Il governo gode ancora di un rilevante consenso, grazie anche a un’opposizione frastagliata che vive alla giornata, capace di compattarsi solo sul salario minimo, e di andare in ordine sparso e con idee spesso confuse su tutto il resto a partire dalla guerra in Ucraina e dalla tragedia a Gaza.

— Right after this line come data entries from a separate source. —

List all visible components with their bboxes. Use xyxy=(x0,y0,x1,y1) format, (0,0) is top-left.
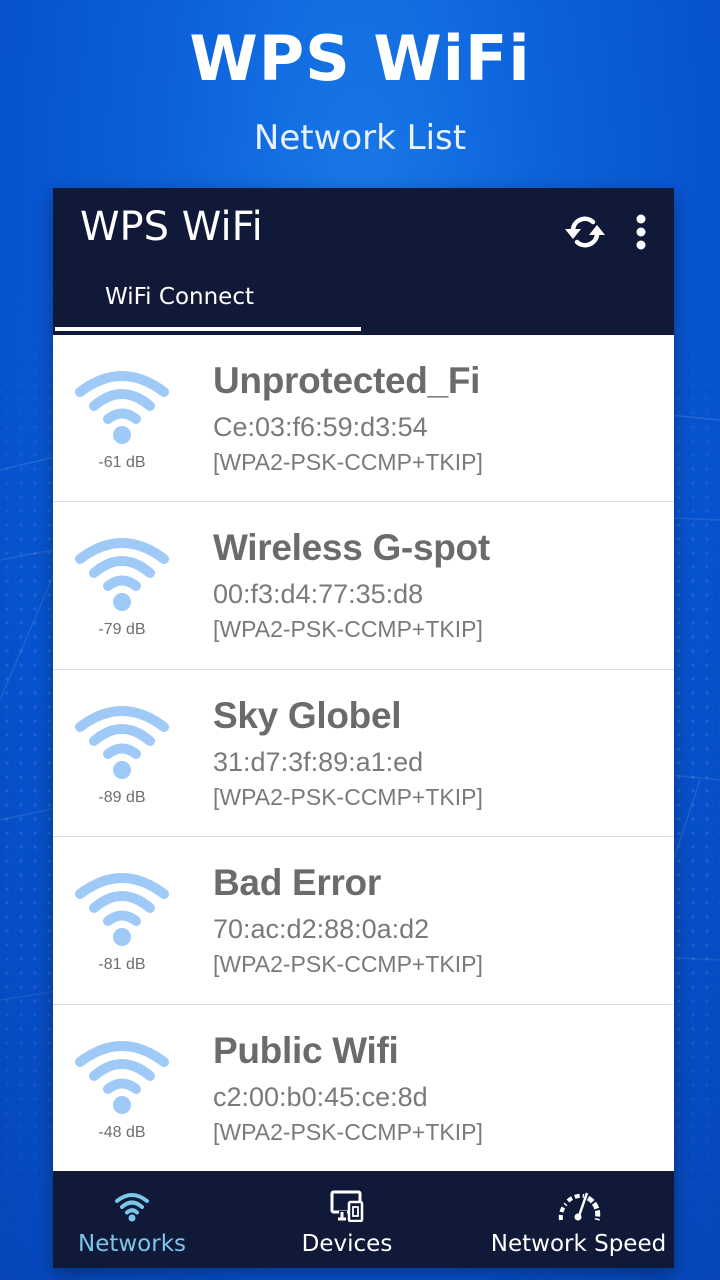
signal-strength: -79 dB xyxy=(98,621,146,639)
promo-title: WPS WiFi xyxy=(189,22,531,95)
network-security: [WPA2-PSK-CCMP+TKIP] xyxy=(213,1118,483,1145)
network-bssid: Ce:03:f6:59:d3:54 xyxy=(213,412,428,442)
active-tab-indicator xyxy=(55,327,361,331)
wifi-icon xyxy=(75,873,169,947)
refresh-icon xyxy=(565,216,605,248)
tab-wifi-connect[interactable]: WiFi Connect xyxy=(53,278,361,335)
nav-item-networks[interactable]: Networks xyxy=(53,1171,211,1268)
nav-item-network-speed[interactable]: Network Speed xyxy=(483,1171,674,1268)
signal-strength: -48 dB xyxy=(98,1123,146,1141)
network-ssid: Sky Globel xyxy=(213,694,402,736)
speedometer-icon xyxy=(558,1192,600,1221)
network-bssid: 31:d7:3f:89:a1:ed xyxy=(213,746,424,777)
wifi-icon xyxy=(75,371,169,444)
network-ssid: Wireless G-spot xyxy=(213,527,490,569)
network-security: [WPA2-PSK-CCMP+TKIP] xyxy=(213,951,483,978)
network-security: [WPA2-PSK-CCMP+TKIP] xyxy=(213,449,483,475)
network-bssid: 00:f3:d4:77:35:d8 xyxy=(213,579,424,610)
bottom-navigation: Networks Devices Network Speed xyxy=(53,1171,674,1268)
network-ssid: Bad Error xyxy=(213,862,381,904)
devices-icon xyxy=(330,1190,364,1222)
app-screen: WPS WiFi WiFi Connect -61 dB Unprotected… xyxy=(53,188,674,1268)
network-list-item[interactable]: -89 dB Sky Globel 31:d7:3f:89:a1:ed [WPA… xyxy=(53,669,674,838)
nav-item-devices[interactable]: Devices xyxy=(211,1171,483,1268)
signal-strength: -61 dB xyxy=(98,454,146,471)
signal-strength: -89 dB xyxy=(98,788,146,806)
nav-label-networks: Networks xyxy=(77,1231,186,1257)
network-list-item[interactable]: -79 dB Wireless G-spot 00:f3:d4:77:35:d8… xyxy=(53,502,674,670)
wifi-icon xyxy=(75,1040,169,1114)
network-list: -61 dB Unprotected_Fi Ce:03:f6:59:d3:54 … xyxy=(53,335,674,1172)
more-options-button[interactable] xyxy=(627,210,655,254)
wifi-icon xyxy=(75,705,169,779)
network-bssid: c2:00:b0:45:ce:8d xyxy=(213,1081,428,1112)
network-list-item[interactable]: -61 dB Unprotected_Fi Ce:03:f6:59:d3:54 … xyxy=(53,335,674,503)
network-bssid: 70:ac:d2:88:0a:d2 xyxy=(213,914,430,945)
refresh-button[interactable] xyxy=(561,210,609,254)
network-security: [WPA2-PSK-CCMP+TKIP] xyxy=(213,616,483,643)
wifi-icon xyxy=(115,1193,149,1222)
network-security: [WPA2-PSK-CCMP+TKIP] xyxy=(213,783,483,810)
nav-label-devices: Devices xyxy=(301,1231,393,1257)
network-ssid: Unprotected_Fi xyxy=(213,360,481,401)
app-title: WPS WiFi xyxy=(80,204,263,250)
network-ssid: Public Wifi xyxy=(213,1029,399,1071)
network-list-item[interactable]: -48 dB Public Wifi c2:00:b0:45:ce:8d [WP… xyxy=(53,1004,674,1172)
network-list-item[interactable]: -81 dB Bad Error 70:ac:d2:88:0a:d2 [WPA2… xyxy=(53,837,674,1005)
wifi-icon xyxy=(75,538,169,612)
signal-strength: -81 dB xyxy=(98,956,146,974)
app-bar: WPS WiFi WiFi Connect xyxy=(53,188,674,335)
more-vertical-icon xyxy=(636,214,646,250)
promo-subtitle: Network List xyxy=(253,118,467,158)
nav-label-network-speed: Network Speed xyxy=(490,1231,667,1257)
tab-label: WiFi Connect xyxy=(105,284,254,310)
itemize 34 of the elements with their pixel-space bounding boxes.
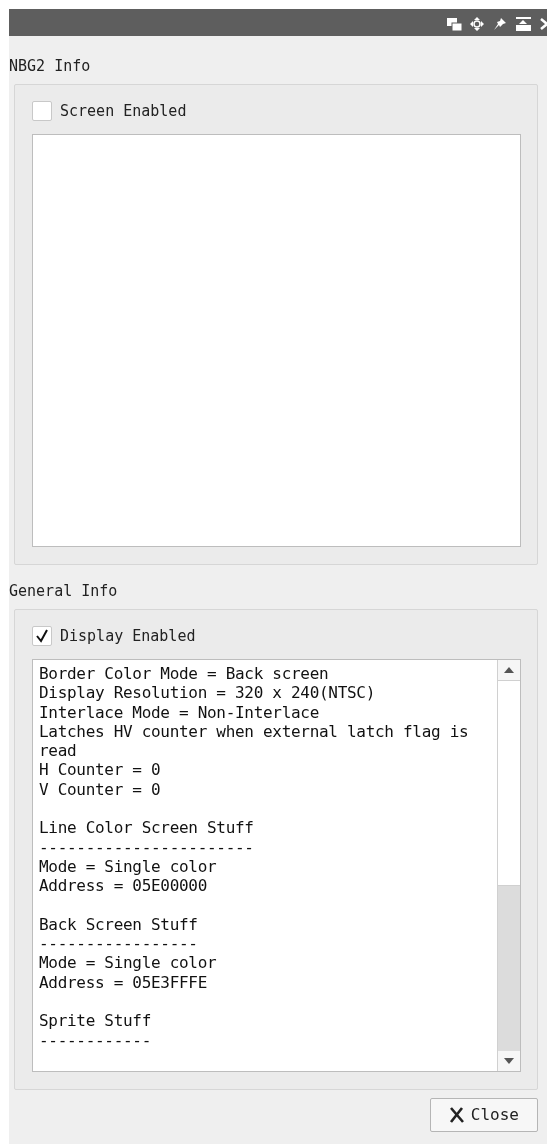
close-icon[interactable] — [538, 15, 547, 32]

L’economia in costante peggioramento

E tuttavia sul piano interno il posizionamento e il senso di marcia della maggioranza fanno più fatica. L’economia è in costante peggioramento ma il sincero Giorgetti non ne fa menzione. Dall’inizio del 2020 al primo trimestre dell’anno in corso l’Italia ha registrato una performance del Pil sempre migliore rispetto a Germania e Francia. Dal secondo trimestre il vento è cambiato ma soprattutto la frenata italiana è piuttosto brusca. L’unico a non vederla è proprio Giorgetti che ha scritto una legge di bilancio indicando una crescita del Pil all’1,2% per il 2024, mentre nella Nadef a settembre scriveva 1%. Nel terzo trimestre il Pil è stato invariato (in crescita in Germania, Francia e Spagna) mentre il governo contava su una accelerazione grazie al turismo estivo e al rimbalzo del manifatturiero.

L’esecutivo sfoggia ottimismo, ma l’1,2% di crescita appare lontano. La Commissione europea nelle ultime previsioni ha tagliato le stime di tutta l’area euro e per l’Italia indica un +0,7%. Tasso di crescita allo 0,7-0,8% è anche la previsione della Banca d’Italia e del Fondo Monetario Internazionale. Anche l’Ufficio Parlamentare di Bilancio stima un Pil allo 0,8% per l’anno prossimo sull’assunto che verranno spese in modo efficiente e tempestivamente le risorse del Pnrr, e che Germania e Cina torneranno a ritmi di crescita vicini al potenziale.

Più pessimisti in Confindustria con una stima di appena lo 0,5% e con rischi al ribasso a causa del quadro internazionale. I prezzi energetici non sono destinati a scendere in modo consistente, i tassi di interesse resteranno elevati e per l’Italia è una pessima notizia. Gli effetti sono ben evidenti, c’è un crollo dei prestiti bancari a imprese e famiglie, il costo del debito pubblici aumenta e tra due anni la spesa per interessi raggiungerà quella per la sanità.

La legge di bilancio è stata blindata umiliando le prerogative del Parlamento ma senza offrire risposte per ridurre il debito e per favorire la crescita. È un governo che incarna l’aforisma di Alcide De Gasperi: “Gli statistici pensano alle prossime generazioni, i politici alle prossime elezioni”.